Charting circumstellar chemistry of carbon-rich asymptotic giant branch stars. III. SiO and SiS abundances

TL;DR

This study uses ALMA data and radiative transfer modelling to determine the abundances of SiO and SiS molecules in five carbon-rich AGB stars, revealing new insights into circumstellar chemistry.

Contribution

It provides the first detailed abundance profiles of SiO and SiS in multiple carbon stars using spatially resolved observations and advanced modelling techniques.

Findings

SiS peak abundances are similar across the sample.

SiO peak abundances are about five times higher than in IRC+10216.

Chemical models match SiO profiles but overestimate SiS radii.

Abstract

The present understanding of C-rich AGB chemistry largely relies on observations of the archetypal carbon star IRC+10216. Current molecular abundance estimates for carbon stars are based either on single-dish spectra sampling a range of excitation conditions, or on interferometric mapping of a few lines.

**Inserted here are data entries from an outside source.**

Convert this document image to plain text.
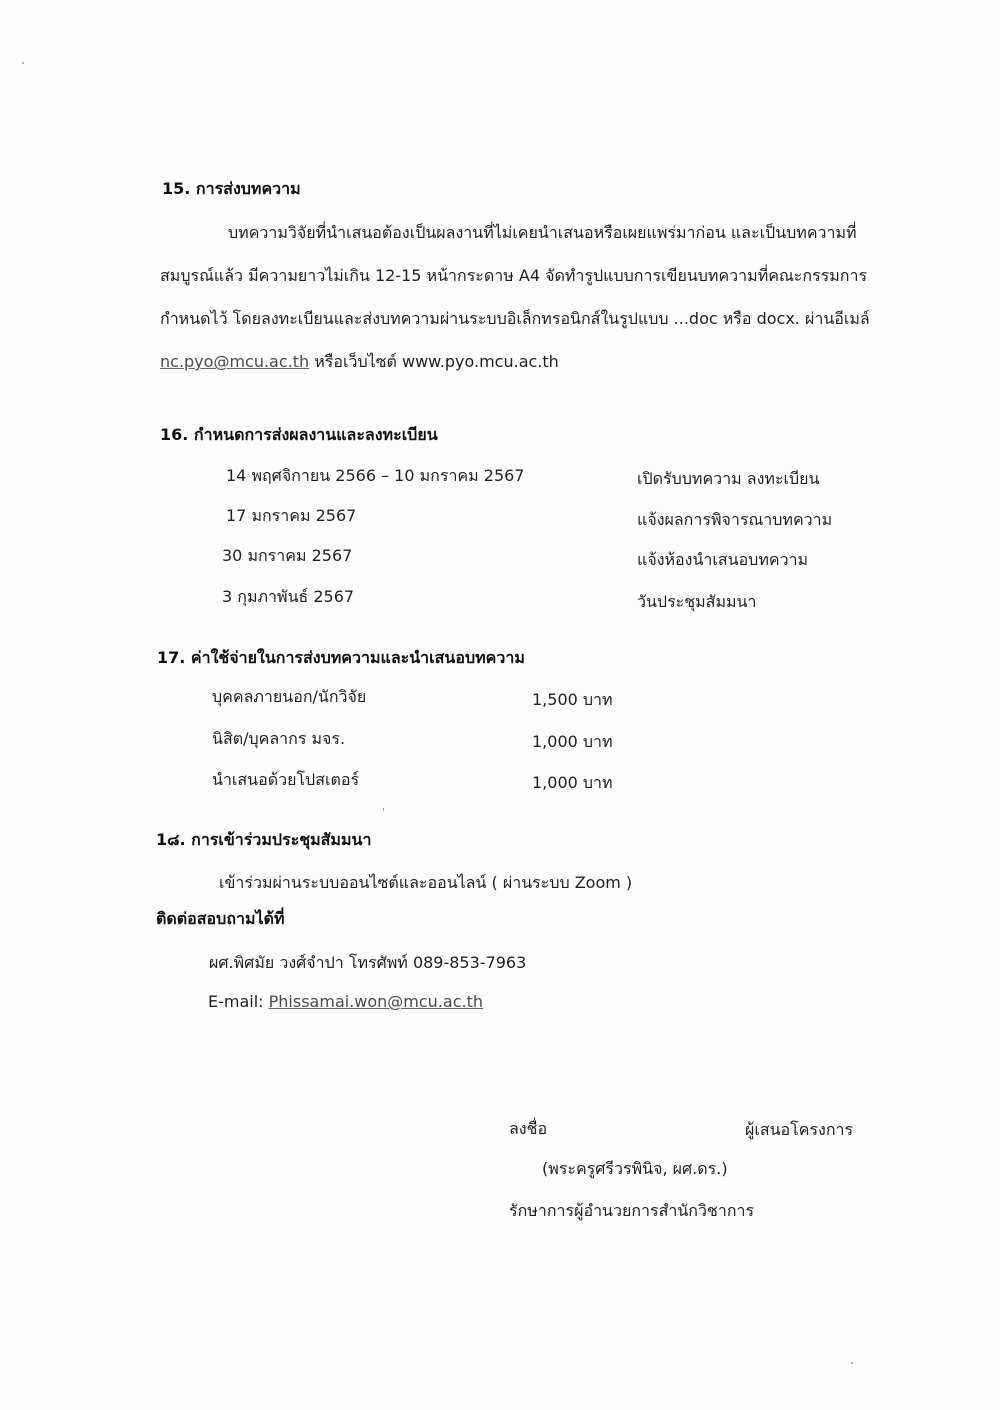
15. การส่งบทความ
บทความวิจัยที่นำเสนอต้องเป็นผลงานที่ไม่เคยนำเสนอหรือเผยแพร่มาก่อน และเป็นบทความที่
สมบูรณ์แล้ว มีความยาวไม่เกิน 12-15 หน้ากระดาษ A4 จัดทำรูปแบบการเขียนบทความที่คณะกรรมการ
กำหนดไว้ โดยลงทะเบียนและส่งบทความผ่านระบบอิเล็กทรอนิกส์ในรูปแบบ ...doc หรือ docx. ผ่านอีเมล์
nc.pyo@mcu.ac.th หรือเว็บไซต์ www.pyo.mcu.ac.th
16. กำหนดการส่งผลงานและลงทะเบียน
14 พฤศจิกายน 2566 – 10 มกราคม 2567	เปิดรับบทความ ลงทะเบียน
17 มกราคม 2567	แจ้งผลการพิจารณาบทความ
30 มกราคม 2567	แจ้งห้องนำเสนอบทความ
3 กุมภาพันธ์ 2567	วันประชุมสัมมนา
17. ค่าใช้จ่ายในการส่งบทความและนำเสนอบทความ
บุคคลภายนอก/นักวิจัย	1,500 บาท
นิสิต/บุคลากร มจร.	1,000 บาท
นำเสนอด้วยโปสเตอร์	1,000 บาท
1๘. การเข้าร่วมประชุมสัมมนา
เข้าร่วมผ่านระบบออนไซต์และออนไลน์ ( ผ่านระบบ Zoom )
ติดต่อสอบถามได้ที่
ผศ.พิศมัย วงศ์จำปา โทรศัพท์ 089-853-7963
E-mail: Phissamai.won@mcu.ac.th
ลงชื่อ	ผู้เสนอโครงการ
(พระครูศรีวรพินิจ, ผศ.ดร.)
รักษาการผู้อำนวยการสำนักวิชาการ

We aim to estimate the circumstellar abundances of SiO, SiS, and their most abundant isotopologues ($^{29}$SiO, $^{30}$SiO, $^{29}$SiS, $^{30}$SiS, and Si$^{34}$S) for a sample of five carbon stars. We derived molecular abundances using detailed 1D non-local thermodynamic equilibrium (non-LTE) radiative transfer (RT) modelling, constrained by both morphological and excitation information obtained from spatially resolved ALMA maps and single-dish observations. We further compared the derived abundances to chemical modelling results. We obtain good fits to the SiO and SiS line profiles, and derived well-constrained abundance profiles and reliable isotopic ratios for all sources except AFGL 3068. While the SiS peak abundances are very similar across the sample (2.0$\times$10$^{-6}-4.7\times$10$^{-6}$), we find that the SiO peak abundances of the rest of the stars are a factor of $\sim$5 larger than that of IRC+10216. The $e$-folding radii ($R_\mathrm{e}$) are in the range 1.3$\times$10$^{16}-7.0\times$10$^{16}$ cm for SiO and 6.0$\times$10$^{15}-1.0\times$10$^{17}$ cm for SiS. The $R_\mathrm{e}$ increases with gas density for both SiO and SiS. Chemical models reproduce the derived SiO abundance profiles well, while over-predicting the SiS $R_\mathrm{e}$ values. Our models highlight the necessity of having spatially resolved observations across a broad range of excitation conditions, while also making evident the limitations inherent in 1D RT modelling using simplified (circum)stellar models. We find that the currently assumed SiS photodissociation rate in chemical models is underestimated.